In the recent work of Nick Cave, artistic and political centrism have become increasingly fused.

(Don Arnold / WireImage)


It’s a Friday night in 2001, and seven men in dark suits and shirts are gathered, solemn and intense, around a piano usually reserved for the lightest of light entertainment. Australian singer-songwriter Nick Cave and his band, the Bad Seeds, are on Later . . .  with Jools Holland, the BBC’s flagship late-night music program, to promote their eleventh album, No More Shall We Part. Though their music has softened since forming from the ashes of goth-punk band the Birthday Party in 1983, there’s still something disquieting and shocking about this performance of “God Is in the House,” an ironic, sweet-acidic portrait of a God-fearing small American town. As Cave’s voice shrinks to a strained whisper, his bandmates holding their cigarettes in revered silence, the song’s reserved quiet renders its message about the dark side of chocolate-box niceness all the more chilling. Almost three decades into his career, it felt as though Cave was still capable of providing a radical musical moment in the most middle-class of cultural contexts.

Twenty-three years later, in 2024, much of the essential grit of Cave’s work and public image has fallen away. His music is increasingly polite, guided by a dimly liberal viewpoint. Following the tragic death of two of his children, Cave’s last four albums, from 2016’s Skeleton Tree to this year’s Wild God, have been directly informed by grief and specifically the sense of faith in the world (and in Cave’s case, God) that must continue after suffering great loss. There’s been a shift toward music and lyrics that evoke awe and wonder and an uncomplicated style that can, at times, be moving. When grouped with Cave’s wider output — his music for film, an extensive self-mythologizing line of merchandise, and his email newsletter — anything meaningful disappears into a kind of middlebrow soup. It becomes easy to miss the way Cave’s previous work held tension between light and shade, space for uncertainty, and a point of view beyond both musical and lyrical platitudes.
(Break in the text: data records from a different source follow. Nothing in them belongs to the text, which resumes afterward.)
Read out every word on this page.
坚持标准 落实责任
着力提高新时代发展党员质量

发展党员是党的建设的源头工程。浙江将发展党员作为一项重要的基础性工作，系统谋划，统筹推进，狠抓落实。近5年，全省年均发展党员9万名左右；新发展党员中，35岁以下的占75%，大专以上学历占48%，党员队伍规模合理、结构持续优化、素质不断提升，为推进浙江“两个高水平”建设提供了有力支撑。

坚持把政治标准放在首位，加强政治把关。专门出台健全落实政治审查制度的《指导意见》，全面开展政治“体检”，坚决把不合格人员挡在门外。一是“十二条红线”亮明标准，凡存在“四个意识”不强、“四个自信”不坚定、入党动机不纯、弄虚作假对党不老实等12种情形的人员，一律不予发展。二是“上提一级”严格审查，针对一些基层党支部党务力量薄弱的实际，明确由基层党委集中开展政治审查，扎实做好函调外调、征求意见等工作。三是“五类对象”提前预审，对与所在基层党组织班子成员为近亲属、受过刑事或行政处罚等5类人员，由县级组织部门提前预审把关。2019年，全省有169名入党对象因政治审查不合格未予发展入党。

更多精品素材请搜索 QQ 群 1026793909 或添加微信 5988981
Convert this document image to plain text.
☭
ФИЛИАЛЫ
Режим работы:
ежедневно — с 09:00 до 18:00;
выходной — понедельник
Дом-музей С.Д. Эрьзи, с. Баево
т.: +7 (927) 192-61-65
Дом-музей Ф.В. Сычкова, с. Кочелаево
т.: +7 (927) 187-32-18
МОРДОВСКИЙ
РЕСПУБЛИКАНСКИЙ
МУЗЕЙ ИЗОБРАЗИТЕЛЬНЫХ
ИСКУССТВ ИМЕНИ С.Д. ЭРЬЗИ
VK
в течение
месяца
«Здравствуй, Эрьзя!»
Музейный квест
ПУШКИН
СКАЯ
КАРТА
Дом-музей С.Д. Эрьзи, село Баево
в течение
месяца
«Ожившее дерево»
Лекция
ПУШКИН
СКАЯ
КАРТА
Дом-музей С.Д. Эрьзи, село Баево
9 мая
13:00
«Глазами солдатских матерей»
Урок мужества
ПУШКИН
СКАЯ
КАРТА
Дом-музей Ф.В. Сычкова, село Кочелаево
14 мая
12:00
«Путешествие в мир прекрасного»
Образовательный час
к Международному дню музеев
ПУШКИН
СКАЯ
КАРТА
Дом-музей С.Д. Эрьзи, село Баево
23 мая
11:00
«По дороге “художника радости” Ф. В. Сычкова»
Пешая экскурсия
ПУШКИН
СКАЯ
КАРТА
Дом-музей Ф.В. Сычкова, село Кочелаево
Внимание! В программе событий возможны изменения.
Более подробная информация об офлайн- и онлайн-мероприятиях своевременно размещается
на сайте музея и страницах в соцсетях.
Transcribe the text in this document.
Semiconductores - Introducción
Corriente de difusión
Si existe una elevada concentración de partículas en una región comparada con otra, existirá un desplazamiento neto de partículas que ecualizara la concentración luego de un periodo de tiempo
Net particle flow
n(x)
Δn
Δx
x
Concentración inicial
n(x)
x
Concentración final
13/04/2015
Cave started a film composition partnership with fellow Bad Seed Warren Ellis in 2005, when they composed the score to the Australian Western The Proposition, for which Cave also wrote the screenplay. The haunting folkloric atmosphere and use of Ellis’s violin as an eerie central voice makes for a characterful soundtrack, but unfortunately Cave and Ellis would repeat these ideas and sounds again and again over the next decade, for both scores and Bad Seeds albums. The duo is prolific — they’ve composed ten scores in the past decade — and the work is undoubtedly lucrative, but it’s dismaying to see once radical, exploratory artists sell their studio offcuts for commercial slop like the universally reviled Amy Winehouse biopic Back to Black and Ryan Murphy’s Jeffrey Dahmer Netflix series.